I first participated in NaNoWriMo in 2010. Earlier that year, some amorphous something had happened to me, and suddenly I was prolific: full of words, full of ideas, never enough time to get them down. I’d heard of this NaNo thing, and it always sounded too hard, but this time I figured why not? It’s not an actual contest; it’s a big, online group activity. Worst case, I’d fail and have fun.
When I won, it was an enormous confidence boost. The only other novel-length thing I’d finished was a piece of fanfic written in the early 1990s. I’d written a few short stories, but generally wrote vignettes, little character bits, small events and bits of setting. I’d never spun a fully original novel before.
My 2010 novel didn’t go anywhere. In 2011, though, I wrote ALIBI, which became DEAD HOUR, which became half of THE COLD BETWEEN. In 2012, I wrote ANTISTAR, which became the other half of THE COLD BETWEEN. 2013, 2014, and 2015 became THE COLD BETWEEN (finished), REMNANTS OF TRUST, and BREACH OF CONTAINMENT. (In some combination. To be honest, I don’t remember all that well.)
2016 was Book 4. And 2017. And now 2018.
Why this is my third take on this book:
- In September of 2016, about 6 weeks before NaNoWriMo, I was told my book sales were awful and I needed to stop writing the series. (No, REMNANTS hadn’t even been released yet. Welcome to publishing.) (Also worth mentioning that I received the opposite advice that December, although I was strongly urged to write a non-series book first.)
- In October of 2017, less than a month before NaNoWriMo, I was told I lacked the ability to advance my career. (Fuck that. I wrote anyway. But not nearly as well as I might have otherwise.)
Of 2017 in particular, I think it’s fair to say I was not in a terrific mental space. Everything I’d always loved about writing had been systematically stripped away from me. I kept doing it because writing is just the thing I do.
I’m still doing it because writing is just the thing I do.

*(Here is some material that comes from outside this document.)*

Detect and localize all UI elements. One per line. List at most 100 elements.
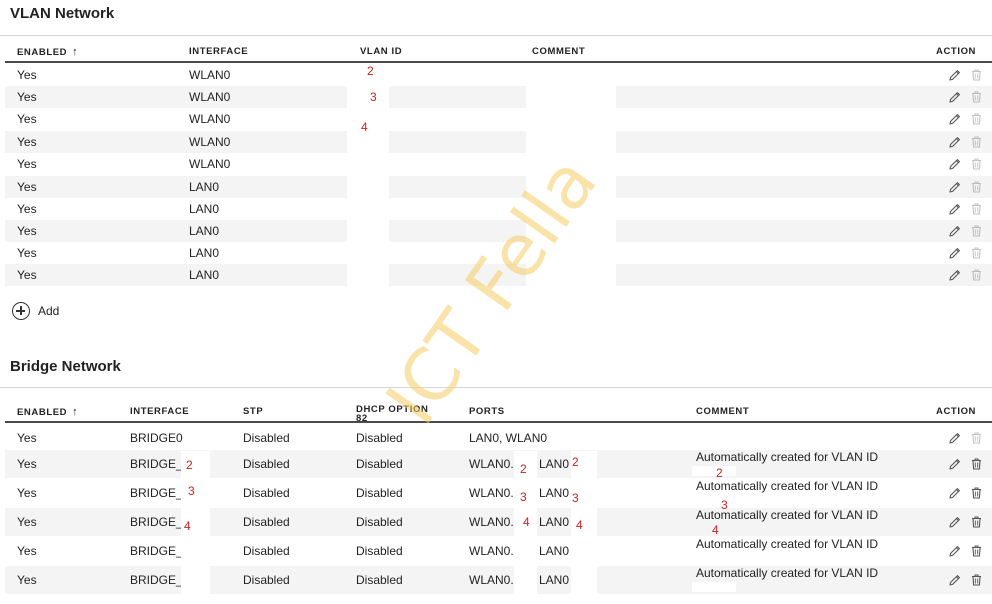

There are a lot of decisions I’d make differently if I could transfer my current knowledge to my earlier self. I have no idea if anything would have changed. Most of those decisions have to do with standing up for myself, so I have to believe I’d at least be in a better place mentally.
But since time travel isn’t a thing, I am here in November 2018, writing Book 4 again.
It’s bringing back memories–a lot of them bad. But it’s also bringing me back to my people, my universe, my world that feels so familiar to me. My world isn’t done with me, so I’m not done with it. (I’m still figuring out who Greg gets to punch in this one. He would’ve punched Herrod in the last one but, well, you know.)
Books percolate in the back of my head. I can’t outline anything–or rather, my first draft is my outline. I pour the book out onto the table, and only then, when I can see the mushy, amorphous whole, can I start properly shaping it. In 2016 and 2017, I poured out about half of Book 4 (including an ending, which is generally the most important thing for me to know about a story). But while I was working on the non-series book, Book 4 kept percolating, and now I have a bunch of different subplots.
So this year, I’m starting over. I have the first six chapters outlined, which is great, since I’m already on Chapter 9. 🙂 I may have too many subplots. I may be de-emphasizing the bits that are the most important. No worries; I’ll know that by the time I’m done, and I’ll revise. This is how I write books. This is how I’ve always written books. (It’s also why I’ll never be one of those super-successful authors who manages 6-8 books a year. Oh, well.)
As for my mental health…well, it goes back and forth. It’s a good thing I’m leaving the non-series book for a month, because it sustained a bit of a blow in October, and I still need to muster the energy to find it a home. It’s a good thing I’m getting back to Greg and Elena and Jessica and all the new characters, because they’ve been having conversations in the back of my head for years now, and stuff’s starting to overflow. (Greg keeps me steady. Don’t know why. He’s a volatile person who does’t understand himself at all but understands other people extremely well. Perhaps he simply knows me well enough to keep me going.)
Flashbacks are inevitable. But that’s the beauty of NaNoWriMo: your job is to write. On a good day? Write. On a bad day? Write. When you don’t know what to write? Write. When you think your writing is awful? Write. Flashbacks? Write, dammit. All writers struggle. Write anyway.
In the last eight Novembers, I’ve written good words and bad words. I’ve written trite characters, and whole people who still live in my head. I’ve written inconsistent worlds, and vivid, alien ones. And every single year I’ve hit 50,000 words.
I have no idea how this November is going to go. But one way or another, I’ll win.